Shashamane

Returning to Africa in search of a lost identity

Shashamane Africa's history is stained with suffering; but after generations of slavery, oppression, and diaspora, many ancestral Africans are now returning to reclaim their heritage. In the heart of Ethiopia, Shashamane was dedicated by King Haile Selassie as a homeland for those of African descent. This thoughtful and beautifully shot documentary follows those who have heeded this call to return to their ancestral home and recover their African identity.
"It was very important to know who I am. I knew I was an African taken from Africa, born in the West." Despite his Western upbringing, Ras Mweya Masimba always felt a deep connection to the land of his forefathers and made the journey to settle in Shashamane. "All of us who made it up here…we are the true revolutionaries." After making the journey to their ancestral homeland, these pioneers wish to build a new Africa that works for its people.

After all, the impact of slavery and oppression continues to resonate, generations after their official abolition. Societies are still divided along ethnic lines - the same lines by which they have historically been forcibly separated; as Dr. Clinton Hutton, lecturer at the University of the West Indies, explains: "Even in the Caribbean territories today, the big owners of the economy do not look like the majority of the population. And it has nothing to do with over 350 years of enslavement?"
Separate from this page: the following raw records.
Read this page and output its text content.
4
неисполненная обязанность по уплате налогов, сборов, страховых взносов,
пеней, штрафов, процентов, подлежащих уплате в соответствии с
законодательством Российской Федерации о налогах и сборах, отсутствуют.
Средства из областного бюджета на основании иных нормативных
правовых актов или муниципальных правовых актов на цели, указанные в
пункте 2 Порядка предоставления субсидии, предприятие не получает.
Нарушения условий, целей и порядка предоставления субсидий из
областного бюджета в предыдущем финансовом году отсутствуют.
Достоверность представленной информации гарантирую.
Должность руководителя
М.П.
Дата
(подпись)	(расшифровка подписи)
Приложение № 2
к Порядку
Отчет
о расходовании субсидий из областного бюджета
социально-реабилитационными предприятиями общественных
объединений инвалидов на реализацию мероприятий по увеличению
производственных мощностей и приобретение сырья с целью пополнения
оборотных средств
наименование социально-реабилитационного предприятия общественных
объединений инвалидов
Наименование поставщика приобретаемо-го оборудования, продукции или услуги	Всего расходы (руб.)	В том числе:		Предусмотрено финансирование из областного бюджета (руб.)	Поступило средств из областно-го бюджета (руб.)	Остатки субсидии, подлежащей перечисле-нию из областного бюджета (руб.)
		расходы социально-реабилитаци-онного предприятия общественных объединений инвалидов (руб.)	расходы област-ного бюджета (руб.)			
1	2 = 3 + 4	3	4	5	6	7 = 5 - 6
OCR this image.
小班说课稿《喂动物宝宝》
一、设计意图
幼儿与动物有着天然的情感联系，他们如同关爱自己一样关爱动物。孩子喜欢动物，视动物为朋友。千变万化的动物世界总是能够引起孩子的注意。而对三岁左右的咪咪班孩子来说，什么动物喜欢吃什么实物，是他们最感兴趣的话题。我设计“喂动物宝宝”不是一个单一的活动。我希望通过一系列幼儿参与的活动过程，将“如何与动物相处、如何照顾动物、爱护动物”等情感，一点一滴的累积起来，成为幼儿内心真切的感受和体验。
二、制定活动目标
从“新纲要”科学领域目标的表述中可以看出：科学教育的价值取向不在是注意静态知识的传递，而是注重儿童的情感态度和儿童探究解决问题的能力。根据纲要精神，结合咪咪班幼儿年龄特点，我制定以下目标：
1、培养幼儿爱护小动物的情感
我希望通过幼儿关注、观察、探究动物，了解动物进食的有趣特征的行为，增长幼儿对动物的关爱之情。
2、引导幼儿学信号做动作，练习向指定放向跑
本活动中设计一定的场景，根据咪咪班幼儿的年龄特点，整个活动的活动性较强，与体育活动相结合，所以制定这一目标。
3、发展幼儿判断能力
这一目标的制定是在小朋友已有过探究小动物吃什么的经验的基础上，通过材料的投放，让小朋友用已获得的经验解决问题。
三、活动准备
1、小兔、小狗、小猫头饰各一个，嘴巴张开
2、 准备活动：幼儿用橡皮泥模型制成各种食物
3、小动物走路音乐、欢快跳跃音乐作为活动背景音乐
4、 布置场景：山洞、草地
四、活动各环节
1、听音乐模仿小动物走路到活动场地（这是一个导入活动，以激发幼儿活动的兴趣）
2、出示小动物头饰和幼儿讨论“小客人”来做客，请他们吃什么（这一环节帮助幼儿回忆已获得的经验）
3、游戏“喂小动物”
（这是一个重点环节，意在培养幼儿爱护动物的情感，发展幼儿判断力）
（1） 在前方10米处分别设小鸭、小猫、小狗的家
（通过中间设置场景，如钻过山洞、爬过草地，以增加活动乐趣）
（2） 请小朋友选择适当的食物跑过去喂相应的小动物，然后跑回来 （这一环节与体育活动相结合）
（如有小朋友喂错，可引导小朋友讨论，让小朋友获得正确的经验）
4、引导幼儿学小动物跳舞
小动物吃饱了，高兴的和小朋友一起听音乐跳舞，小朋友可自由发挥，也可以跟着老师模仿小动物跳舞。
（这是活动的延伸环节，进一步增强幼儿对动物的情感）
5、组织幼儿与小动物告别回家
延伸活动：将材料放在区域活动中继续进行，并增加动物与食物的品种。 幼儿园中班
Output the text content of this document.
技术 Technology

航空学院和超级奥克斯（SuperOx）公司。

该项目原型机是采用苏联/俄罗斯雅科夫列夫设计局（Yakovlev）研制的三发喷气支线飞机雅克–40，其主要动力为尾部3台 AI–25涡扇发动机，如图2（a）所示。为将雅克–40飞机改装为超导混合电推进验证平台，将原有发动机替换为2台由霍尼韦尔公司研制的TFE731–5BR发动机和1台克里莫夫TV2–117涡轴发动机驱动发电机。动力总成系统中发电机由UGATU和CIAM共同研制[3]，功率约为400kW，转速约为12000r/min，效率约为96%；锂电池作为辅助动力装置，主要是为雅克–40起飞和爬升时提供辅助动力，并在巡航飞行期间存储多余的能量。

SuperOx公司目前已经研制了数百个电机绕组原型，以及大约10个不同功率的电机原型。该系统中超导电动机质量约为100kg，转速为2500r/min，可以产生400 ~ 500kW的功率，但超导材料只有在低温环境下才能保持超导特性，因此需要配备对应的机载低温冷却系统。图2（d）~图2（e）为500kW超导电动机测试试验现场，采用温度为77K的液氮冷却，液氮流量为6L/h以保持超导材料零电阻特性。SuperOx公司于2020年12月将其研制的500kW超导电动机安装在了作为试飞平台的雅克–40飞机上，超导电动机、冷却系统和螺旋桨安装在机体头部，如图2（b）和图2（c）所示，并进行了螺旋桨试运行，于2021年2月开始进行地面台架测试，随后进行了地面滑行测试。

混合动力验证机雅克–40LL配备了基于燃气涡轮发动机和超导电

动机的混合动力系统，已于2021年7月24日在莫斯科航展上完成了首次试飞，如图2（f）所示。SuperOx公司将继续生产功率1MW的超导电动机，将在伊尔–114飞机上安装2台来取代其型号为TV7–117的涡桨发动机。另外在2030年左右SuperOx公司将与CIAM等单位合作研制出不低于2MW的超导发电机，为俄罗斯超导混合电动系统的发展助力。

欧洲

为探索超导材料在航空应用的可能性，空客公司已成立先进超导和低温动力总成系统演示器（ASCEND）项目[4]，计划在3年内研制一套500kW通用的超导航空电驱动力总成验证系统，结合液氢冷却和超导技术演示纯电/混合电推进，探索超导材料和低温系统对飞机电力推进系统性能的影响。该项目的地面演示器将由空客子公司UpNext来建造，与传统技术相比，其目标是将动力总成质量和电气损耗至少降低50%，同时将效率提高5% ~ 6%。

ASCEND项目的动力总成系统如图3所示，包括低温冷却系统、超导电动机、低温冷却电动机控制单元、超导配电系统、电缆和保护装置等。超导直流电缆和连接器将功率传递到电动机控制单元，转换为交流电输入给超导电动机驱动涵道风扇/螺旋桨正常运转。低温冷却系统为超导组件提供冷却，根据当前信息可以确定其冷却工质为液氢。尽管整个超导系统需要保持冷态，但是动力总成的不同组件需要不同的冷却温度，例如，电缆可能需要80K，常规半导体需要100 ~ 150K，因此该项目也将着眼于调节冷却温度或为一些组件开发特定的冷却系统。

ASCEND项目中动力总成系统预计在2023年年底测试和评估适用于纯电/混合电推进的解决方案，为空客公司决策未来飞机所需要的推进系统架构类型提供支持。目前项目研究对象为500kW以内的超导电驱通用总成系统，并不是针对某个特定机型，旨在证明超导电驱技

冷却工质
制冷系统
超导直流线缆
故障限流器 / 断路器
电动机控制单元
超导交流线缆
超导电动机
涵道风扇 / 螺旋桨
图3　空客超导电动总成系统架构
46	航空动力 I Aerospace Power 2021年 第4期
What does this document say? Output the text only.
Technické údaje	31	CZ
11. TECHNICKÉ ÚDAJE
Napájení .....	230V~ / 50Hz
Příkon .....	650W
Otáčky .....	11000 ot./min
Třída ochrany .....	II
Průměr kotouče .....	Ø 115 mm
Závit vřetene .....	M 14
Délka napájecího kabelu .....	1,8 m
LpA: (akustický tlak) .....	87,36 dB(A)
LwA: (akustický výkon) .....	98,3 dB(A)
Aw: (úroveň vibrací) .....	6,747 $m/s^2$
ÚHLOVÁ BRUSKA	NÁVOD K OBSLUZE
These ongoing ethnic prejudices have inspired many people to proudly assert their African heritage. However, resettlement is not without its difficulties. "It's a joy to be back in Africa, but it's a very great challenge," says Ras Kamba, who also immigrated after growing up in the West. "It's not a bed of roses - well - the roses are there, but so are the thorns."

Ethiopia's sprawling rural landscape provides the magnificent backdrop to this story of people reaffirming an identity lost to centuries of oppression. But after coming to terms with a difficult past, will the people of Shashamane be able to consolidate a prosperous future for themselves?
FULL SYNOPSIS

The Producers


Giulia Amati is an Italian-French filmmaker. She has directed several commercials for corporations, NGOs and International organizations such as FAO and Caritas International. In 2010 she co-directed the feature-length documentary This Is My Land… Hebron with Stephen Natanson, which won more than twenty awards, including the Italian foreign press association’s Golden Globe Prize, and earned a special mention at the Nastri D’Argento. Shashamane is Amati’s second feature-length film.

Making The Film


It took 3 years of investigation, 3 months of fact-finding trips and 6 months of sharing the homes and the lives of the men and women in 3 different continents to tell this story. I filmed in Shashamane in Ethiopia, Kingston in Jamaica, and Birmingham and London in Great Britain. The community that I present contains the descendants of the enslaved Africans who grew up in the technological, modern and contradictory West but who decided to return to Africa through a complex physical and spiritual journey. The documentary gives us a look into their lives, but from within the community itself.


The realisation of Shashamane became my personal test. Apart from the difficulty of filming by myself in a remote location in Ethiopia, the biggest challenge was to be accepted by the inhabitants of the community, who avoid contact with the media and gazes from the outside. I lived with them, shared their meals and daily lives, listened to their stories and told my own with honesty.